La ripresa delle attività produttive viene tenuta in altissima considerazione dal governo perché soprattutto da questo dipende la tenuta sociale. Ma gli esperti sono già stati espliciti nel mettere in guardia dal fatto che una ripresa troppo veloce rischia di far ripartire il contagio con danni che sarebbero incalcolabili. Per questo viene esclusa in un primo momento la riapertura dei negozi che non vendono generi essenziali, sia quella di palestre, centri estetici, parrucchieri: troppo alto il pericolo di vicinanza tra le persone, troppo forte la possibilità di avere nuovi contagi.

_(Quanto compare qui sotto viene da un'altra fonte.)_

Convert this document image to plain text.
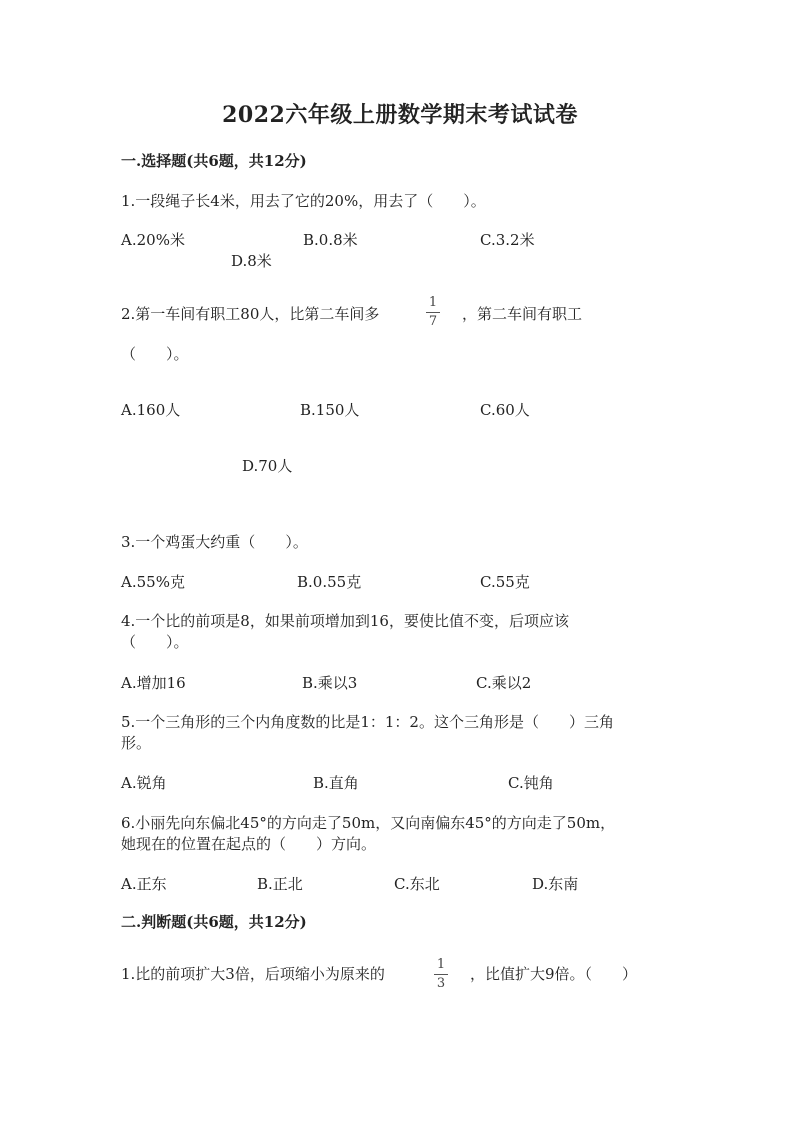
2022六年级上册数学期末考试试卷
一.选择题(共6题，共12分)
1.一段绳子长4米，用去了它的20%，用去了（　　）。
A.20%米	B.0.8米	C.3.2米
D.8米
2.第一车间有职工80人，比第二车间多
1
7	，第二车间有职工
（　　）。
A.160人	B.150人	C.60人
D.70人
3.一个鸡蛋大约重（　　）。
A.55%克	B.0.55克	C.55克
4.一个比的前项是8，如果前项增加到16，要使比值不变，后项应该
（　　）。
A.增加16	B.乘以3	C.乘以2
5.一个三角形的三个内角度数的比是1：1：2。这个三角形是（　　）三角
形。
A.锐角	B.直角	C.钝角
6.小丽先向东偏北45°的方向走了50m，又向南偏东45°的方向走了50m，
她现在的位置在起点的（　　）方向。
A.正东	B.正北	C.东北	D.东南
二.判断题(共6题，共12分)
1.比的前项扩大3倍，后项缩小为原来的
1
3
，比值扩大9倍。（　　）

Da qui la decisione di lasciare in fondo alla lista delle riaperture i luoghi dove maggiore è l’affollamento: discoteche, pub, eventi, sale convegni, ma anche bar e ristoranti. E anche quando l’emergenza sarà finita i locali dovranno avere requisiti molto diversi da quelli richiesti prima dell’epidemia da Covid-19. Il primo riguarda la distanza tra i clienti che dovrà essere sempre di almeno un metro sia per quanto riguarda i tavoli, sia per le aree comuni. E grande attenzione sarà dedicata agli impianti di areazione che dovranno garantire una purezza degli ambienti.